Change the following configuration values to your needs, especially for production deployments. The example below is suitable for development or testing environments but may require adjustments for production (e.g. using object storage for Loki, configuring retention policies, etc.).

Setup Example

helm repo add grafana https://grafana.github.io/helm-charts
helm repo update

# Install Loki
helm install loki grafana/loki \
--namespace monitoring --create-namespace \
--set loki.commonConfig.replication_factor=1 \
--set loki.storage.type=filesystem \
--set singleBinary.replicas=1 \
--set singleBinary.persistence.enabled=true \
--set singleBinary.persistence.size=10Gi

# Install Alloy as log collector
helm install alloy grafana/alloy \
--namespace monitoring

Configure Alloy to ship logs to Loki by providing a configuration that discovers pod logs and forwards them. See the Alloy documentation for details.

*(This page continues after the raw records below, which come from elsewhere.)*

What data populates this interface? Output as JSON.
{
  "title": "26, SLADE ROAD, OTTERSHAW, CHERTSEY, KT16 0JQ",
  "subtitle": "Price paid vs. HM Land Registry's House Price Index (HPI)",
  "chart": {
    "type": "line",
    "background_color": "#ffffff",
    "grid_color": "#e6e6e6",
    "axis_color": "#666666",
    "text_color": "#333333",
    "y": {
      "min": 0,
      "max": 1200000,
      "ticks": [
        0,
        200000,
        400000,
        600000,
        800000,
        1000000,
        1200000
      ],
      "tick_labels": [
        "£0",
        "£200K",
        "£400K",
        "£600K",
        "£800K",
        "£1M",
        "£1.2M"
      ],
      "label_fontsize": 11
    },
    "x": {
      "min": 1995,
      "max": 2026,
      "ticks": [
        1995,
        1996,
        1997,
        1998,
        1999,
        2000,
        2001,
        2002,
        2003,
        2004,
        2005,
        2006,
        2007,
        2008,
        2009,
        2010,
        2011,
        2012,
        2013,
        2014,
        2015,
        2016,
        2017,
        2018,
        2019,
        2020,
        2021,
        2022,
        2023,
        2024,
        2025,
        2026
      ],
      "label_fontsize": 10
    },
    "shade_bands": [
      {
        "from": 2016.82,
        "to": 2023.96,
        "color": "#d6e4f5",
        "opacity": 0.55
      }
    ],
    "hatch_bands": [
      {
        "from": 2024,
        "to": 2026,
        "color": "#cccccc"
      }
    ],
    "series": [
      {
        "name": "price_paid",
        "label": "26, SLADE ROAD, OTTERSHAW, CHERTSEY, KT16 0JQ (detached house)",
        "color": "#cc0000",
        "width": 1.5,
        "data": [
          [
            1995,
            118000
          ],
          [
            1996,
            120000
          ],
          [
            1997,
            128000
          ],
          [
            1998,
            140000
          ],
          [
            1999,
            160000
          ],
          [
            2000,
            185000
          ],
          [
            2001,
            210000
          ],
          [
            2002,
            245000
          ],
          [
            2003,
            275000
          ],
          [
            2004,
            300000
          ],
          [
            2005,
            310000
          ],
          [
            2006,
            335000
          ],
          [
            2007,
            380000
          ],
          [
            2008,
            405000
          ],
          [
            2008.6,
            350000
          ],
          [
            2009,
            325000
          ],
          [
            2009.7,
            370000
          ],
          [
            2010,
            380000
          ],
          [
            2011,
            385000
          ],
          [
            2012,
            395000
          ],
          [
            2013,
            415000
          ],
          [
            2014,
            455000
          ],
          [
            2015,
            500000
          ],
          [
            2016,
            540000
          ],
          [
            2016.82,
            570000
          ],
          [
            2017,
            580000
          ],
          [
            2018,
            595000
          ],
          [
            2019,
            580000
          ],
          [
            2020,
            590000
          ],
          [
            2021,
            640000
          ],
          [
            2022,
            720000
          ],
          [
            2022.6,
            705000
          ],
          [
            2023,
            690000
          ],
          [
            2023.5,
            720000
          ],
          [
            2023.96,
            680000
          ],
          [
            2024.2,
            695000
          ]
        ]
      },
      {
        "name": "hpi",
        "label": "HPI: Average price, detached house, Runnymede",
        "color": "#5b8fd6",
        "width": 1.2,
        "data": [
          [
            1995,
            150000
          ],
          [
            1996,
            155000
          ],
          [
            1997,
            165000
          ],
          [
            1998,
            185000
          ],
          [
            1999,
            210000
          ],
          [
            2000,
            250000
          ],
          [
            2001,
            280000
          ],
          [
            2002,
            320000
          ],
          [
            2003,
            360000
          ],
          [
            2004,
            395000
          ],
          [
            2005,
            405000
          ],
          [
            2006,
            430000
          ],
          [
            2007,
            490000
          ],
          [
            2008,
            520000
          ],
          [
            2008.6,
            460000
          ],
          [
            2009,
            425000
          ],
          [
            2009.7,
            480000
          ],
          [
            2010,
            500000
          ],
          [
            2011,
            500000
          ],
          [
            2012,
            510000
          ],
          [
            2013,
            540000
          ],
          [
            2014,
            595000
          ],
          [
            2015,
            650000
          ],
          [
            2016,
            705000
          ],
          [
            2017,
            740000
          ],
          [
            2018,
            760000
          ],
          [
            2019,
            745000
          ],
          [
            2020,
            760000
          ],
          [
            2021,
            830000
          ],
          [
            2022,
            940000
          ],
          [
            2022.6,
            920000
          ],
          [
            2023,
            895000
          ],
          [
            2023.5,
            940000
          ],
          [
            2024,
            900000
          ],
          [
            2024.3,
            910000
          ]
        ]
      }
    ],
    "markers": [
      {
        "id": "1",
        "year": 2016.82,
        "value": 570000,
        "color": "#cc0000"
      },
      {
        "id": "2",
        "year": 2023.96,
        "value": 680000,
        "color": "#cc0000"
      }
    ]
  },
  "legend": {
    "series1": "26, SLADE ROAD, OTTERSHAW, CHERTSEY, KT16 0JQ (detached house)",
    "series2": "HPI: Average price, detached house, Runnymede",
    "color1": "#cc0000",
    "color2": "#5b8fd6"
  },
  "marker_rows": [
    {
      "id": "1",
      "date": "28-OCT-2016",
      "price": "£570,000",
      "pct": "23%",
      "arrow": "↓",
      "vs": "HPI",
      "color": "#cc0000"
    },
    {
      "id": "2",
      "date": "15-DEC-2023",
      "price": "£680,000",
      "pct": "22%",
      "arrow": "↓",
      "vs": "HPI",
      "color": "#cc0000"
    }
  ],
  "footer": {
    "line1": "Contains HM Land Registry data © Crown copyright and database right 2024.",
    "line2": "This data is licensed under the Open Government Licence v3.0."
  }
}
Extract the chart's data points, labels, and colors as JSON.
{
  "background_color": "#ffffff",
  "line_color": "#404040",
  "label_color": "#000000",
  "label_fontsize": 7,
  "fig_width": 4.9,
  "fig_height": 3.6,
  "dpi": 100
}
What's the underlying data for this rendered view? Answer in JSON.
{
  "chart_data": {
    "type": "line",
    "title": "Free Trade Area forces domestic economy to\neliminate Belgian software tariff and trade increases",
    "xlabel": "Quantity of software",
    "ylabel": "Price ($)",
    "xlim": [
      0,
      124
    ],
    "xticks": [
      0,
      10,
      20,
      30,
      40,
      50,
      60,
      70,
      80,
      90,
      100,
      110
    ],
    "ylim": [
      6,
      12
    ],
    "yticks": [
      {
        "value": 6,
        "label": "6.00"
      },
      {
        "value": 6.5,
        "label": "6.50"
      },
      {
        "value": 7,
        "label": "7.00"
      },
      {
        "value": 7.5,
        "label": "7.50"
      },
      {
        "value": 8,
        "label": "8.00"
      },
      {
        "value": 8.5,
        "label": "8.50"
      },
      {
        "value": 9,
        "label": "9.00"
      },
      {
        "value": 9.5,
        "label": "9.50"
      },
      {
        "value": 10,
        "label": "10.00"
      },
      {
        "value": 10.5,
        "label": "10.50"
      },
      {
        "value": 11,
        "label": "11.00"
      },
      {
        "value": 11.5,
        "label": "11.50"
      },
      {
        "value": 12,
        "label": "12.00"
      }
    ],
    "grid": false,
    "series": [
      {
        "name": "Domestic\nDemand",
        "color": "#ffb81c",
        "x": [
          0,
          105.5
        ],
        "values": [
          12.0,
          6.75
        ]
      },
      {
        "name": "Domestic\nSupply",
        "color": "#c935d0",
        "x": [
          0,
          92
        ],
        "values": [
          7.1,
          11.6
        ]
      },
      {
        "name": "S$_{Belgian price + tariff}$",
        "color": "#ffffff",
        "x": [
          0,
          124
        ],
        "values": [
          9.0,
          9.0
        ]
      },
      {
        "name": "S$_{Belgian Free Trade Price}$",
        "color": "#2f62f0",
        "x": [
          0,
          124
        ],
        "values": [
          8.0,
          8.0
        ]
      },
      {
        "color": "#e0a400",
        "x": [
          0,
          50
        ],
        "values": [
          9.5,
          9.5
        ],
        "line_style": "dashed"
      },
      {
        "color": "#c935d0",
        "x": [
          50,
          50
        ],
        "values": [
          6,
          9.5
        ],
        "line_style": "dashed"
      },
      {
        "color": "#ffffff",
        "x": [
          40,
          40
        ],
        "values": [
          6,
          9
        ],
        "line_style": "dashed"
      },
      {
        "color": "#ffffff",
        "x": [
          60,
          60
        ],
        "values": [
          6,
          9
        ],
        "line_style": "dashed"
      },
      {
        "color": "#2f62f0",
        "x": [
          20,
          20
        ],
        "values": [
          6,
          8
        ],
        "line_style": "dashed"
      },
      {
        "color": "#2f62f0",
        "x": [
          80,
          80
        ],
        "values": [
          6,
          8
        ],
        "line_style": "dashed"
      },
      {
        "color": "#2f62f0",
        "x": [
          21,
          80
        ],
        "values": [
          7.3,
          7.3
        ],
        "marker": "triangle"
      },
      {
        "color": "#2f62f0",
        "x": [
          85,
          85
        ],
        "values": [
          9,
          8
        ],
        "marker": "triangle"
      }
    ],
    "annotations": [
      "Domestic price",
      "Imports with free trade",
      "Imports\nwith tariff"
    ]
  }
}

After installation, add Loki as a data source in Grafana (URL: http://loki-gateway). You can then query logs using LogQL:

# All logs from a specific component
{namespace="<instanceSlug>", app_kubernetes_io_name="portal"}

# Error logs across all components
{namespace="<instanceSlug>"} |= "error"

# Keycloak authentication events
{namespace="<instanceSlug>", app_kubernetes_io_instance="keycloak-app"} |= "LOGIN"

To visualize logs in Grafana, import these community dashboards (Grafana → Dashboards → Import → Enter ID):

DashboardIDCovers
Loki & Alloy Logs18842Log volume, streams, and ingestion overview
Loki Kubernetes Logs15141Namespace/pod-level log browsing
Loki Log Search13639Interactive log search and filtering

Key Log Signals to Watch

SignalWhere to LookIndicates
CrashLoopBackOff eventskubectl get eventsApplication crash, check --previous logs
Database connection errorsPortal, Keycloak, Authz logsPostgreSQL unavailable or misconfigured
Certificate errorsIngress controller logs, cert-manager logsTLS provisioning failures
401 / 403 responsesAPISIX, Keycloak logsAuthentication/authorization issues
Kafka consumer errorsApicurio, Redpanda Connect logsMessage processing failures
OPA decision denialsOPA logsPolicy violations

Alerting Recommendations

If using Prometheus with Alertmanager, consider the following minimal alerting rules:

AlertConditionSeverity
PodCrashLoopingPod restart count > 3 in 15 minutesCritical
PodNotReadyPod not ready for > 5 minutesWarning
PVCAlmostFullPVC usage > 85%Warning
PostgreSQLReplicaLagReplication lag > 30 secondsWarning
CertificateExpiringSoonCertificate expires within 14 daysWarning
HighErrorRateHTTP 5xx rate > 5% over 5 minutesCritical
KafkaConsumerLagConsumer lag growing continuouslyWarning

These can be implemented as PrometheusRule resources when using the Prometheus Operator.